The epidemiology of HL reveals a disease with complex pathogenesis, with the distinctive patterns of its incidence rates and risk profiles by age, race/ethnicity, sex, economic level, and tumor characteristics. Efforts to interpret and summarize these heterogeneous findings have resulted in models of multiple-disease etiologies [141, 172]. However, epidemiologic efforts to further understand etiologic pathways have been hampered by two challenges. One is the recent observation that some markers of childhood social class initially predictive of risk no longer are associated with HL [41, 86]. This change leaves few established risk factors for HL, especially for the largest subgroup of patients, i.e., young adults with EBV-negative HL [124]. Moreover, the factors shown to strongly impact risk (e.g., HIV infection) have low population prevalence, and few novel ones have been identified. Thus, epidemiologic research into the etiology of HL currently lacks strong leads, especially for EBV-negative young-adult disease. The other challenge to advancing the epidemiology of HL, given its heterogeneity, is the problem of conducting adequately powered studies in meaningful patient subgroups of such an uncommon disease. The apparent importance for HL etiology of age, sex, tumor EBV status, histological subtype, genetic predisposition, and environmental exposures indicates that, to be informative, studies must be large enough to examine and disentangle the joint contributions of these factors to HL development.
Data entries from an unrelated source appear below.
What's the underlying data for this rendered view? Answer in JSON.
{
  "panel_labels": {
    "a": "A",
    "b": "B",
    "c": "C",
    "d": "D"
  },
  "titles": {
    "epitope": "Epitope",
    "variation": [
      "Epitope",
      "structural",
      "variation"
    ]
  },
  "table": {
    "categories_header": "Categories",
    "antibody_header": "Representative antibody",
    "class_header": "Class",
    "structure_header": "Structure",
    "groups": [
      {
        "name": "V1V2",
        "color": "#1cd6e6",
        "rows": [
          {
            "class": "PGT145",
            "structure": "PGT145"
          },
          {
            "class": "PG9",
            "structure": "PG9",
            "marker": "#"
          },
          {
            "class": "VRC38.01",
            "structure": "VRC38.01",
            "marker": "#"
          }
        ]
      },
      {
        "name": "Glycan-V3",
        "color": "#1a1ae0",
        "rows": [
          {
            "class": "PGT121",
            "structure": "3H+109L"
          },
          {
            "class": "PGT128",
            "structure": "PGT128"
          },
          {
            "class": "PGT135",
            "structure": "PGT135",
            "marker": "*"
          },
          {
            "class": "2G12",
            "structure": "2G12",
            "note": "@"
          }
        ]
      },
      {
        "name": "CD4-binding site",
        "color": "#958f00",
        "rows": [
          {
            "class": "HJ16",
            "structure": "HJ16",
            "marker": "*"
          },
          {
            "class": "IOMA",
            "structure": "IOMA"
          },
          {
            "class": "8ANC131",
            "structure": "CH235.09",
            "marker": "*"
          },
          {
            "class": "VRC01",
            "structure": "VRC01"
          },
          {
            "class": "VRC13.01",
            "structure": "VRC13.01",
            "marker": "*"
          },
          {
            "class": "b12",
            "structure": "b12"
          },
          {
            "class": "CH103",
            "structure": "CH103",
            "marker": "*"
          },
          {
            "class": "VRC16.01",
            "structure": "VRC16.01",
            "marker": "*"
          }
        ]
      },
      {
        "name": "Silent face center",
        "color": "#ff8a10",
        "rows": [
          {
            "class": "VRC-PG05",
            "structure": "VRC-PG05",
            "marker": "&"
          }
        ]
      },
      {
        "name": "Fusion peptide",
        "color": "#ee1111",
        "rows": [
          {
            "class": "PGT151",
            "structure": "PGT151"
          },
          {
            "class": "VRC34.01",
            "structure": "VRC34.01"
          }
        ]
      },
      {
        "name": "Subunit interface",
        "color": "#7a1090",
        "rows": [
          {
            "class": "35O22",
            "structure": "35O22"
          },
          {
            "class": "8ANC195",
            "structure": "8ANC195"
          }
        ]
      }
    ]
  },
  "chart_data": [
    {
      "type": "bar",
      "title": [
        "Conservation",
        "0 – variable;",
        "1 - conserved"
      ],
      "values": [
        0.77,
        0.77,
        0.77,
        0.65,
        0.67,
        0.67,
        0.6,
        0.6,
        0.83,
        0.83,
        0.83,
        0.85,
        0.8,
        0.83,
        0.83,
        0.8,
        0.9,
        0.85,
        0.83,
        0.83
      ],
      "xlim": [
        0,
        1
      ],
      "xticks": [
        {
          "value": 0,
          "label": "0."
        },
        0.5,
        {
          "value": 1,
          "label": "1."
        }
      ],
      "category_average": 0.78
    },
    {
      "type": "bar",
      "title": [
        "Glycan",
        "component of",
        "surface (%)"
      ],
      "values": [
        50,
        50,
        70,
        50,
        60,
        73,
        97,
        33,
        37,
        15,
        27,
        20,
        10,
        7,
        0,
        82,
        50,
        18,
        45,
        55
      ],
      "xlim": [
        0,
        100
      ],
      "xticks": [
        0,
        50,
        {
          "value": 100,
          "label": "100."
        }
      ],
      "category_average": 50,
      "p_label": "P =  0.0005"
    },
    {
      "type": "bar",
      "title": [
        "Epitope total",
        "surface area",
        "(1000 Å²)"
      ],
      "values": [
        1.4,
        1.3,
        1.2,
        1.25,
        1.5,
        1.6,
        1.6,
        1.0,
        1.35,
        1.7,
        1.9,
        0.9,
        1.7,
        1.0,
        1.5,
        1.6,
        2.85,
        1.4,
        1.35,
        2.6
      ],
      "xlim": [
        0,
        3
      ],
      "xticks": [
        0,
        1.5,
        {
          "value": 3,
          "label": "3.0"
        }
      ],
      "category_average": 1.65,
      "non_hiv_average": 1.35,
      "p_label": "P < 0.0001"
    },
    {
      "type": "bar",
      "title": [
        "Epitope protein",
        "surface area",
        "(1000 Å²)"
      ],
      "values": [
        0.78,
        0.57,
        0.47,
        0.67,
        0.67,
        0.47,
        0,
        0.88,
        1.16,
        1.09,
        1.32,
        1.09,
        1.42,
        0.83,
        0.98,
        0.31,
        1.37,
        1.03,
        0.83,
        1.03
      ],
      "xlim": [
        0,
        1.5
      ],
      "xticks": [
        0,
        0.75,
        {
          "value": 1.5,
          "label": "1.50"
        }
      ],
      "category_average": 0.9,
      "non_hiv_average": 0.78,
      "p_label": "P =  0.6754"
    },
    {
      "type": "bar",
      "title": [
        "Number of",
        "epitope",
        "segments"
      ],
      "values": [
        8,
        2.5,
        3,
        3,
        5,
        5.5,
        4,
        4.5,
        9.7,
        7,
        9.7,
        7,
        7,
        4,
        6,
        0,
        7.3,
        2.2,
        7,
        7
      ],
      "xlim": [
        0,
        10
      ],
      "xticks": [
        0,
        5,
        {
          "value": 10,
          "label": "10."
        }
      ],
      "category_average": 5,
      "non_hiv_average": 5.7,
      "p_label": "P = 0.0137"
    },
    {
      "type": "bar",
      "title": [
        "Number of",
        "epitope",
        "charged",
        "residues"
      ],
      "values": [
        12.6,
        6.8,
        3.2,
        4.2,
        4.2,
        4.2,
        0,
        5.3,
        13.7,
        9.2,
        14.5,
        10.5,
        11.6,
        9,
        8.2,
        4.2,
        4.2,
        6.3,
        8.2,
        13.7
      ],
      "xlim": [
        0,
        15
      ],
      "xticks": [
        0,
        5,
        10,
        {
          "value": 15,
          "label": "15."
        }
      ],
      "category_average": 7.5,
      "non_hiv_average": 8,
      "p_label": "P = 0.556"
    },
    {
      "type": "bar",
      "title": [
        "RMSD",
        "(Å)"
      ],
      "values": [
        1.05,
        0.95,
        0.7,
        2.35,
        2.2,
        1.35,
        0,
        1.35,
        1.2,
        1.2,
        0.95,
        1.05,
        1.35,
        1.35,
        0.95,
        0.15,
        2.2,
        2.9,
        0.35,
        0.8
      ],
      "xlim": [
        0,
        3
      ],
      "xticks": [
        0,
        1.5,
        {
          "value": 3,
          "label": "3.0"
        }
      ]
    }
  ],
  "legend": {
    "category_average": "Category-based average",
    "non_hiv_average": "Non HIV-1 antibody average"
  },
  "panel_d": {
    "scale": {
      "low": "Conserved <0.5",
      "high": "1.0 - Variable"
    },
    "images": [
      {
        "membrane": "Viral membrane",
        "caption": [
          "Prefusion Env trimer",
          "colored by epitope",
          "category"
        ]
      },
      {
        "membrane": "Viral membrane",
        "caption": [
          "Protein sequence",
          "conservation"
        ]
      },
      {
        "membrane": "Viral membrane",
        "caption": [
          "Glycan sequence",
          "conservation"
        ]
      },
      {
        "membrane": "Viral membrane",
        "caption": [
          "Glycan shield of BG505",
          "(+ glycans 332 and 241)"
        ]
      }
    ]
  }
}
The accumulated epidemiologic evidence points to HL as an uncommon outcome in at least two circumstances: (1) under conditions of sustained, moderate immunosuppression (as with HIV infection or organ transplant) and (2) in otherwise healthy persons with subclinical immune dysfunction provoked by early and concurrent environmental exposures, including EBV infection. Beyond this, however, our understanding of HL etiology remains poor. To meet the ultimate public health goal of disease prevention, epidemiologic research into HL must be focused in novel directions and involve study populations of substantial size in order to address its etiologic heterogeneity.